Two full years into the Administration, with agency budget officers and the Office of Management and Budget well-equipped to identify waste, and the Administration launches a wasteful spending campaign? Didn’t the Administration just release a budget a few months ago?
The key word here seems to be campaign. Acknowledging the country’s disgust with Washington spending, a slumping economy, and a looming election, President Obama turned to a little political showmanship employing once again the parlor game of cups.
This latest effort is reminiscent of an effort almost 20 years ago during the Clinton Administration. President Clinton created the National Performance Review, headed by Vice President Al Gore, to find ways for government to reinvent itself to perform better at lower cost.
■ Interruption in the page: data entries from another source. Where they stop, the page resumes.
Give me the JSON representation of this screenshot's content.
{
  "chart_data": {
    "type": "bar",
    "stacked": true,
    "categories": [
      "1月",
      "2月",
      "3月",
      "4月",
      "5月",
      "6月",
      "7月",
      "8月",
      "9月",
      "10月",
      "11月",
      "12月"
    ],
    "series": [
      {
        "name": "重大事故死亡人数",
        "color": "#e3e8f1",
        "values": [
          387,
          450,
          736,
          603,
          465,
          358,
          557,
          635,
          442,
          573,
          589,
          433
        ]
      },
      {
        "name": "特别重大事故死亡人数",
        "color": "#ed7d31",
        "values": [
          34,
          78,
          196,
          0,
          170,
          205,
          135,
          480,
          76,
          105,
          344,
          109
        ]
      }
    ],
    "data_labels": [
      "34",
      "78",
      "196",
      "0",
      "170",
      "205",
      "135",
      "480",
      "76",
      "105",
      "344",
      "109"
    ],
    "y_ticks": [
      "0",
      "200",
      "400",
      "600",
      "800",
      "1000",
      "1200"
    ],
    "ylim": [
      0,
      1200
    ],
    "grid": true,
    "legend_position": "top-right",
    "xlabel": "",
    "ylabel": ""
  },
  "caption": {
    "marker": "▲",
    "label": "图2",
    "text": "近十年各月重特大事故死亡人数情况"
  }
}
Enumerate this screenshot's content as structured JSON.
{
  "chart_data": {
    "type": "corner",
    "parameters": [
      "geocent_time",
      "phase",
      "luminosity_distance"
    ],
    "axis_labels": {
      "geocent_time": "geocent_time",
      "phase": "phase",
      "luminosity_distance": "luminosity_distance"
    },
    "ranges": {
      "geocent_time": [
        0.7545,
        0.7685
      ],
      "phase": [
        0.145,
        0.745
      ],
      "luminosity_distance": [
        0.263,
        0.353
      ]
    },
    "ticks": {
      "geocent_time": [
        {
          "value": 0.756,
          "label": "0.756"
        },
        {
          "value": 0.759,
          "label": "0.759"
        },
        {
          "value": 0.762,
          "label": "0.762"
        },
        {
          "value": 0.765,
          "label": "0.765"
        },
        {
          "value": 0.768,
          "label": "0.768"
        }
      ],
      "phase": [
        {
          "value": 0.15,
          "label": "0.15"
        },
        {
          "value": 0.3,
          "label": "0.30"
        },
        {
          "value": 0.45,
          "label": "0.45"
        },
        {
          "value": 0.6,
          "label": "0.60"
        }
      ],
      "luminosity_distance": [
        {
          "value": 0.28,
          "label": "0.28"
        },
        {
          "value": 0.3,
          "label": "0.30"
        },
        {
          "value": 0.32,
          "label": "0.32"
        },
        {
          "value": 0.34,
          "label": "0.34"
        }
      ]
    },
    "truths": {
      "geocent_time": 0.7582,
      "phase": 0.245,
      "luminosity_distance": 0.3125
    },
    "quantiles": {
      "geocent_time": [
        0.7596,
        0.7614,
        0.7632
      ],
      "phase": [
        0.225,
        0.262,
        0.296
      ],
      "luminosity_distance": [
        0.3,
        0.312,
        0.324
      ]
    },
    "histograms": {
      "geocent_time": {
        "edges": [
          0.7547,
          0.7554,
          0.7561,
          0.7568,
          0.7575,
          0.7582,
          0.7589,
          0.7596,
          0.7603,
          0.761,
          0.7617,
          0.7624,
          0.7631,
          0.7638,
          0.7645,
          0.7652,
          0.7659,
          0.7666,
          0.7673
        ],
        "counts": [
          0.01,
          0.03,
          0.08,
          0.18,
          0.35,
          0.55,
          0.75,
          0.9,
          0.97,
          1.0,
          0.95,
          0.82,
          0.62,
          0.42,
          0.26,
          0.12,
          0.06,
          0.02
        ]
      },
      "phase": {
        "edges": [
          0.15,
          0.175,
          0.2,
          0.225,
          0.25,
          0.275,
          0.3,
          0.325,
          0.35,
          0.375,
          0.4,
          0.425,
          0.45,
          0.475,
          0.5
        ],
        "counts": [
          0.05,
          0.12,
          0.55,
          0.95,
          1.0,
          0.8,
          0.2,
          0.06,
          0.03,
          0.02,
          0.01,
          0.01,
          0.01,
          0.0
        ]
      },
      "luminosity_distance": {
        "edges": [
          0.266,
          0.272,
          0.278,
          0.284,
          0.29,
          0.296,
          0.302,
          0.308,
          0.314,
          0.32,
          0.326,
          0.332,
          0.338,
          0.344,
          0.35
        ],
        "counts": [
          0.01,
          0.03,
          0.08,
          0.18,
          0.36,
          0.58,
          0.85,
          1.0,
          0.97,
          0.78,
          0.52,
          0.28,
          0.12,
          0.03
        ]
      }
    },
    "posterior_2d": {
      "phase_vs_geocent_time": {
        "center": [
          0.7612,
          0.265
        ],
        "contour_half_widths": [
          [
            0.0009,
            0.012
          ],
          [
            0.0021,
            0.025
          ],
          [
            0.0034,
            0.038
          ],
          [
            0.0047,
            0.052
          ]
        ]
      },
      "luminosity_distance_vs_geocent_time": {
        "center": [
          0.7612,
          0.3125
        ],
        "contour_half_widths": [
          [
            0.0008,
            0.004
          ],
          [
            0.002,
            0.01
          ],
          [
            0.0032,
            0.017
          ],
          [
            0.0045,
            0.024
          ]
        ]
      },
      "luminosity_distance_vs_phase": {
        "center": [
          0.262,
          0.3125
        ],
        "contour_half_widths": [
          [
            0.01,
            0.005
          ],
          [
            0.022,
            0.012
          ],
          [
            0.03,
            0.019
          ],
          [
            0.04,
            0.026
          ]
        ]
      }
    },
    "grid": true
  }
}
By all accounts, Gore was extensively involved in the first phase. One popular tale had Gore visiting a government office and walking the halls. Finally, he found a cubicle with a worker in it. But the worker wasn’t working. He was finishing a crossword puzzle, which was added to an overflowing trash can of crossword puzzles.
The Vice President asked him about it and the worker replied, “Mr. Vice President, I’m so glad to see you. I was hired five years ago as an accountant out of school. Every day I show up to work on time, I only take my allotted time for lunch, and I never leave early. But nobody has every told me what I’m supposed to do, so all I do is crossword puzzles. Can you help me? I’d really like to earn my living.”
Gore shook the man’s hand, checked his union card, and patted him on the shoulder, promising to look into it.
As he then moved down the hallway Gore found another worker, professionally dressed and with a stack of finished crossword puzzles. When he inquired about it, the Vice President was told almost the same story, except this worker had been diligently idle since the Kennedy Administration and was nearing retirement.
As he walked away, the Vice President shook his head and wrote down in his notebook, “Serious problem with redundancy.”